The Damask Drum is, in fact, the second instalment of a larger work, Mishima in the City: Duets of Desire, which aims to perform all eight of the plays Mishima adapted from the classical Noh canon.

Mishima's play updated Zeami's Aya No Tuzumi, which tells the story of an old gardener who glimpses a princess and falls obsessively in love with her. Mockingly, she gives him a drum made of damask, and says that if he can make it sound in the palace, she will visit him. Of course, the old man can't make any sound at all from the drum, and drowns himself in despair. After this, the "angry ghost" of the old man "possessed the lady's wits, haunted her heart with woe".

In Mishima's version, the woman, Hanako, lives in an apartment block opposite the old man, Iwakichi, and he has to make the drum sound above the city traffic: but the obsession, the mockery, the vengefulness of the old man's ghost and the woman's regret remain. Draffin has fused Mishima's and Zeani's texts to create a kind of collage, in which sound and song play as significantly as semantic sense.

When the plays were first performed in Japan in the 1950s, they were produced in a naturalistic style: a totally revolutionary decision in the context of the Japanese theatre of the time. Instead, in this production Draffin draws from a range of classical Asian theatre techniques, skilfully combining them with images projected from a hand-held cyclorama and an amplified sound score. Black-clad stage hands operate the projections, fabrics, mirrors, smoke and other stage business. This is certainly not Noh, but it's impossible to overlook its Noh ancestry.

The design exploits the length of the warehouse, seating the audience at one end.

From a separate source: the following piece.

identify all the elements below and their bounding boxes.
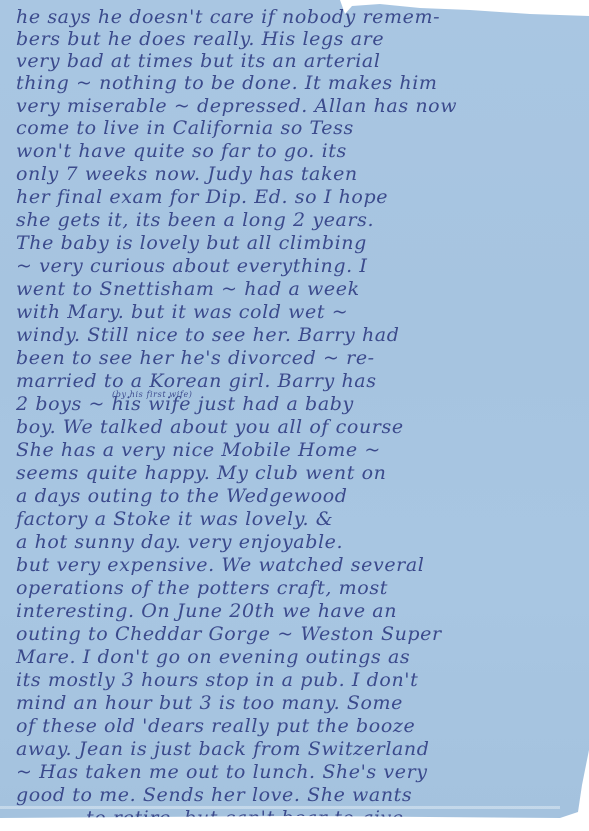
letter-line: to retire, but can't bear to give: [86, 805, 404, 831]
letter-page: he says he doesn't care if nobody remem-…: [0, 0, 589, 831]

The set consists basically of a small stage made of black polished wood that is set immediately before the audience, from which stretches a narrow walkway to a door in the back wall. It's a free adaptation of the hashigakari, or bridge, by which actors sumptuously enter the stage in traditional Noh.

Jethro Woodward's soundscape is astoundingly good. It combines sometimes thunderous electronic sound with a collage of amplified voices that fill the space - mostly inhabited by one actor - with unseen people. The Asian orchestra and chorus are embodied in Woodward himself, who stands in the performance space, to the left of the wooden stage. He plays live electric guitar, singing some parts of the story.

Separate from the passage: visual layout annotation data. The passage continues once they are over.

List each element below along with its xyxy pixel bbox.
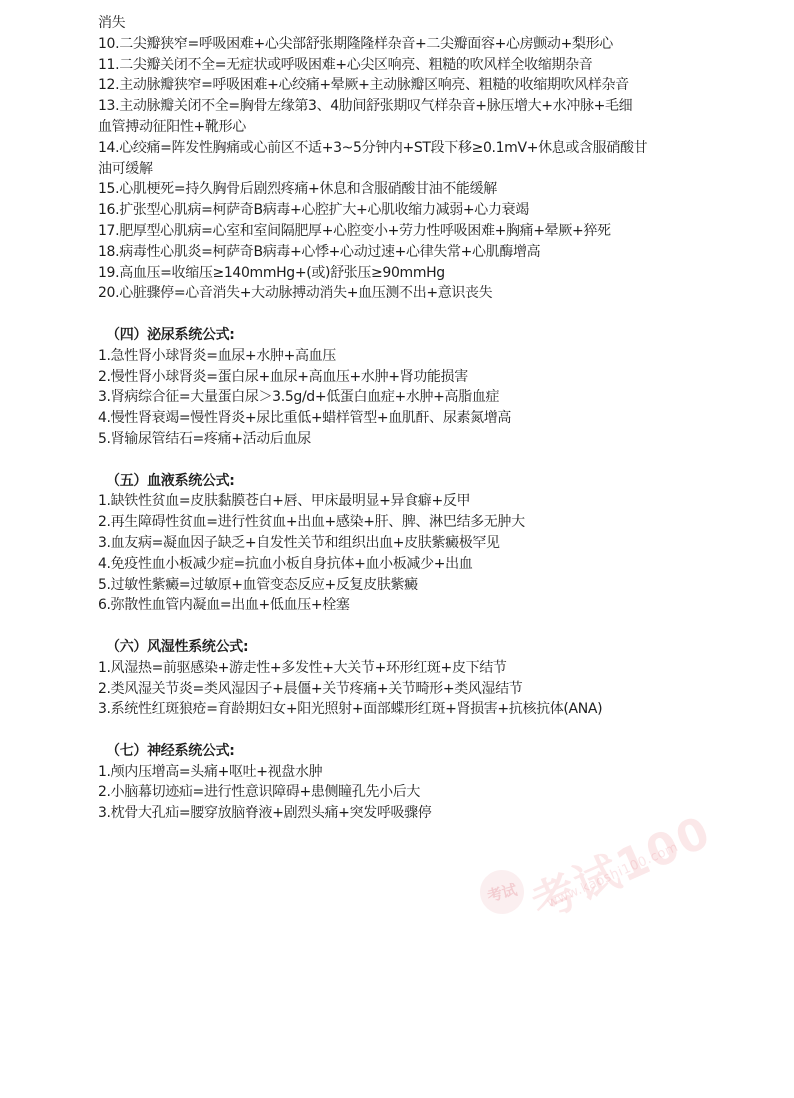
list-item: 2.小脑幕切迹疝=进行性意识障碍+患侧瞳孔先小后大 xyxy=(98,782,718,803)
list-item: 3.肾病综合征=大量蛋白尿＞3.5g/d+低蛋白血症+水肿+高脂血症 xyxy=(98,387,718,408)
list-item: 16.扩张型心肌病=柯萨奇B病毒+心腔扩大+心肌收缩力减弱+心力衰竭 xyxy=(98,200,718,221)
watermark-url: www.kaoshi100.com xyxy=(545,840,681,911)
section-nervous: （七）神经系统公式: 1.颅内压增高=头痛+呕吐+视盘水肿 2.小脑幕切迹疝=进… xyxy=(98,741,718,824)
list-item: 1.急性肾小球肾炎=血尿+水肿+高血压 xyxy=(98,346,718,367)
cardio-formula-list: 10.二尖瓣狭窄=呼吸困难+心尖部舒张期隆隆样杂音+二尖瓣面容+心房颤动+梨形心… xyxy=(98,34,718,304)
section-blood: （五）血液系统公式: 1.缺铁性贫血=皮肤黏膜苍白+唇、甲床最明显+异食癖+反甲… xyxy=(98,471,718,617)
list-item: 1.缺铁性贫血=皮肤黏膜苍白+唇、甲床最明显+异食癖+反甲 xyxy=(98,491,718,512)
list-item-continuation: 油可缓解 xyxy=(98,159,718,180)
list-item: 18.病毒性心肌炎=柯萨奇B病毒+心悸+心动过速+心律失常+心肌酶增高 xyxy=(98,242,718,263)
list-item: 5.过敏性紫癜=过敏原+血管变态反应+反复皮肤紫癜 xyxy=(98,575,718,596)
section-heading: （七）神经系统公式: xyxy=(98,741,718,762)
list-item: 1.颅内压增高=头痛+呕吐+视盘水肿 xyxy=(98,762,718,783)
list-item: 2.慢性肾小球肾炎=蛋白尿+血尿+高血压+水肿+肾功能损害 xyxy=(98,367,718,388)
document-page: 消失 10.二尖瓣狭窄=呼吸困难+心尖部舒张期隆隆样杂音+二尖瓣面容+心房颤动+… xyxy=(98,13,718,824)
list-item: 3.血友病=凝血因子缺乏+自发性关节和组织出血+皮肤紫癜极罕见 xyxy=(98,533,718,554)
section-heading: （四）泌尿系统公式: xyxy=(98,325,718,346)
list-item: 2.再生障碍性贫血=进行性贫血+出血+感染+肝、脾、淋巴结多无肿大 xyxy=(98,512,718,533)
section-urinary: （四）泌尿系统公式: 1.急性肾小球肾炎=血尿+水肿+高血压 2.慢性肾小球肾炎… xyxy=(98,325,718,450)
list-item: 4.慢性肾衰竭=慢性肾炎+尿比重低+蜡样管型+血肌酐、尿素氮增高 xyxy=(98,408,718,429)
list-item: 15.心肌梗死=持久胸骨后剧烈疼痛+休息和含服硝酸甘油不能缓解 xyxy=(98,179,718,200)
section-heading: （六）风湿性系统公式: xyxy=(98,637,718,658)
list-item: 17.肥厚型心肌病=心室和室间隔肥厚+心腔变小+劳力性呼吸困难+胸痛+晕厥+猝死 xyxy=(98,221,718,242)
section-rheumatic: （六）风湿性系统公式: 1.风湿热=前驱感染+游走性+多发性+大关节+环形红斑+… xyxy=(98,637,718,720)
list-item: 1.风湿热=前驱感染+游走性+多发性+大关节+环形红斑+皮下结节 xyxy=(98,658,718,679)
list-item: 20.心脏骤停=心音消失+大动脉搏动消失+血压测不出+意识丧失 xyxy=(98,283,718,304)
list-item-continuation: 血管搏动征阳性+靴形心 xyxy=(98,117,718,138)
list-item: 6.弥散性血管内凝血=出血+低血压+栓塞 xyxy=(98,595,718,616)
list-item: 12.主动脉瓣狭窄=呼吸困难+心绞痛+晕厥+主动脉瓣区响亮、粗糙的收缩期吹风样杂… xyxy=(98,75,718,96)
continuation-line: 消失 xyxy=(98,13,718,34)
list-item: 11.二尖瓣关闭不全=无症状或呼吸困难+心尖区响亮、粗糙的吹风样全收缩期杂音 xyxy=(98,55,718,76)
list-item: 19.高血压=收缩压≥140mmHg+(或)舒张压≥90mmHg xyxy=(98,263,718,284)
watermark-logo-icon: 考试 xyxy=(475,865,528,918)
list-item: 3.枕骨大孔疝=腰穿放脑脊液+剧烈头痛+突发呼吸骤停 xyxy=(98,803,718,824)
list-item: 4.免疫性血小板减少症=抗血小板自身抗体+血小板减少+出血 xyxy=(98,554,718,575)
list-item: 2.类风湿关节炎=类风湿因子+晨僵+关节疼痛+关节畸形+类风湿结节 xyxy=(98,679,718,700)
list-item: 13.主动脉瓣关闭不全=胸骨左缘第3、4肋间舒张期叹气样杂音+脉压增大+水冲脉+… xyxy=(98,96,718,117)
list-item: 5.肾输尿管结石=疼痛+活动后血尿 xyxy=(98,429,718,450)
section-heading: （五）血液系统公式: xyxy=(98,471,718,492)
list-item: 10.二尖瓣狭窄=呼吸困难+心尖部舒张期隆隆样杂音+二尖瓣面容+心房颤动+梨形心 xyxy=(98,34,718,55)
list-item: 3.系统性红斑狼疮=育龄期妇女+阳光照射+面部蝶形红斑+肾损害+抗核抗体(ANA… xyxy=(98,699,718,720)
list-item: 14.心绞痛=阵发性胸痛或心前区不适+3~5分钟内+ST段下移≥0.1mV+休息… xyxy=(98,138,718,159)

The opening scene demonstrates the potency of the elements Draffin is exploiting here. The play begins in blackness, with Woodward bowing haunting melodies from his guitar. Very gradually, a dim light rises on the far end of the stage: a white figure is partially revealed in the distance. It seems to float in a globe of light through the darkness, like a ghost or a goddess, and moves towards us with hieratic slowness.

It is impossible to tell whether the figure is male or female until he is quite close: then you see it is a half-naked man (Alan Knoepfler), who is wearing a long, white, very full skirt that is held up on either side, like royal robes, by the stage attendants. He collapses before us face forward on the small stage, the skirt like a foaming wave that has washed him up from the darkness.

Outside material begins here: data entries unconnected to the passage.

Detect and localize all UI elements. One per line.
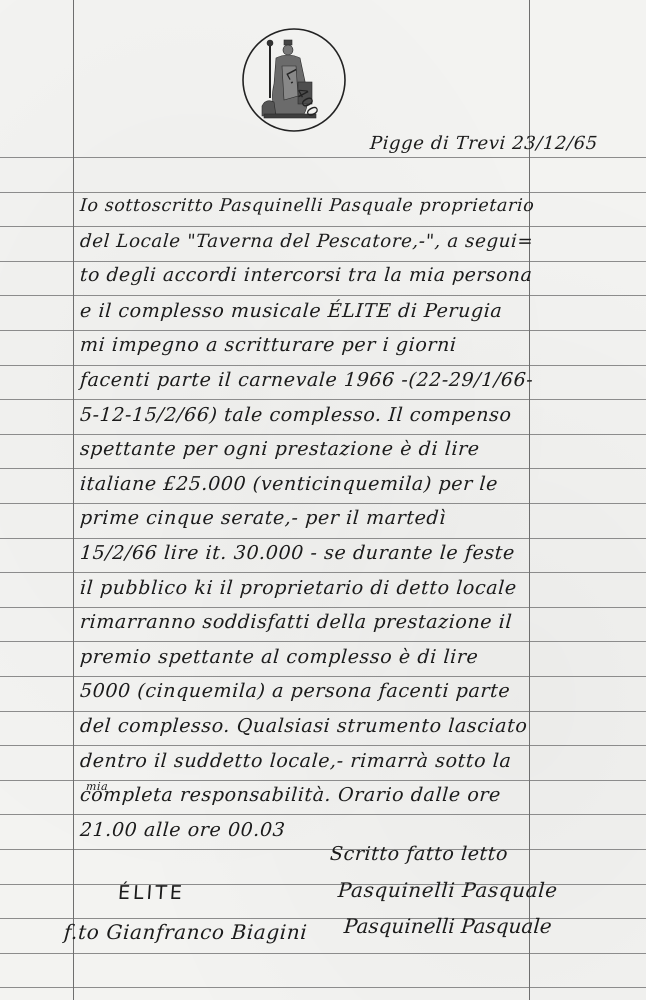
contract-line: del Locale "Taverna del Pescatore,-", a … xyxy=(79,231,530,252)
insert-correction-note: mia xyxy=(86,780,109,793)
contract-line: to degli accordi intercorsi tra la mia p… xyxy=(79,265,530,286)
contract-line: 5-12-15/2/66) tale complesso. Il compens… xyxy=(79,404,531,426)
contract-line: del complesso. Qualsiasi strumento lasci… xyxy=(79,715,531,737)
ruled-line xyxy=(0,607,646,608)
ruled-line xyxy=(0,468,646,469)
ruled-line xyxy=(0,399,646,400)
contract-line: rimarranno soddisfatti della prestazione… xyxy=(79,611,531,633)
contract-line: premio spettante al complesso è di lire xyxy=(79,646,531,668)
revenue-stamp: L. 400 xyxy=(240,26,348,134)
ruled-line xyxy=(0,711,646,712)
ruled-line xyxy=(0,538,646,539)
contract-line: e il complesso musicale ÉLITE di Perugia xyxy=(79,300,531,322)
contract-line: completa responsabilità. Orario dalle or… xyxy=(79,784,531,806)
contract-line: 21.00 alle ore 00.03 xyxy=(79,819,531,841)
contract-line: prime cinque serate,- per il martedì xyxy=(79,507,531,529)
ruled-line xyxy=(0,330,646,331)
contract-line: mi impegno a scritturare per i giorni xyxy=(79,334,531,356)
ruled-line xyxy=(0,295,646,296)
contract-line: italiane £25.000 (venticinquemila) per l… xyxy=(79,473,531,495)
owner-signature: Pasquinelli Pasquale xyxy=(343,914,552,938)
contract-line: spettante per ogni prestazione è di lire xyxy=(79,438,531,460)
ruled-line xyxy=(0,814,646,815)
ruled-line xyxy=(0,953,646,954)
contract-line: Io sottoscritto Pasquinelli Pasquale pro… xyxy=(79,196,530,216)
ruled-line xyxy=(0,745,646,746)
ruled-line xyxy=(0,676,646,677)
closing-formula: Scritto fatto letto xyxy=(329,843,509,865)
ruled-line xyxy=(0,572,646,573)
ruled-line xyxy=(0,157,646,158)
band-signature: f.to Gianfranco Biagini xyxy=(63,920,308,944)
contract-line: dentro il suddetto locale,- rimarrà sott… xyxy=(79,750,531,772)
ruled-line xyxy=(0,226,646,227)
band-name: ÉLITE xyxy=(117,882,185,904)
ruled-line xyxy=(0,365,646,366)
contract-line: il pubblico ki il proprietario di detto … xyxy=(79,577,531,599)
ruled-line xyxy=(0,987,646,988)
place-date: Pigge di Trevi 23/12/65 xyxy=(369,133,598,154)
ruled-line xyxy=(0,849,646,850)
owner-name: Pasquinelli Pasquale xyxy=(337,878,558,902)
left-margin-line xyxy=(73,0,74,1000)
contract-line: 15/2/66 lire it. 30.000 - se durante le … xyxy=(79,542,531,564)
ruled-line xyxy=(0,641,646,642)
ruled-line xyxy=(0,434,646,435)
ruled-line xyxy=(0,261,646,262)
contract-line: facenti parte il carnevale 1966 -(22-29/… xyxy=(79,369,531,391)
ruled-line xyxy=(0,503,646,504)
ruled-line xyxy=(0,192,646,193)
handwritten-contract-page: L. 400 Pigge di Trevi 23/12/65 Io sottos… xyxy=(0,0,646,1000)
contract-line: 5000 (cinquemila) a persona facenti part… xyxy=(79,680,531,702)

Knoepfler's performance of the old gardener devastated by obsessive erotic love is utterly compelling. He is on stage, mostly solo, for the whole play, and maintains without wavering the physical, vocal and emotional extremity of his performance. His body is the expressive site of his ecstatic torment and self disgust: he is in turn grotesque, abject, ennobled, despairing, tender. He is well met by Mary Sitarenos as the woman, whose entrance late in the show is almost as beautiful as Knoepfler's.

There are more than a few moments of breath-taking mise en scene in the course of this show. If it has flaws, they are of the kind that are hard to pinpoint: slight hesitancies, perhaps, that may manifest in an overdressed moment here or there. Its strength, as in the writing it is manifesting, is in its simplicity, the courage of both restraint and passion that underlies formal artistic beauty.

The Damask Drum is not only theatre that has poetry in it - which is one thing - but something rather more rare: a poetic theatre, working transformations rich and strange.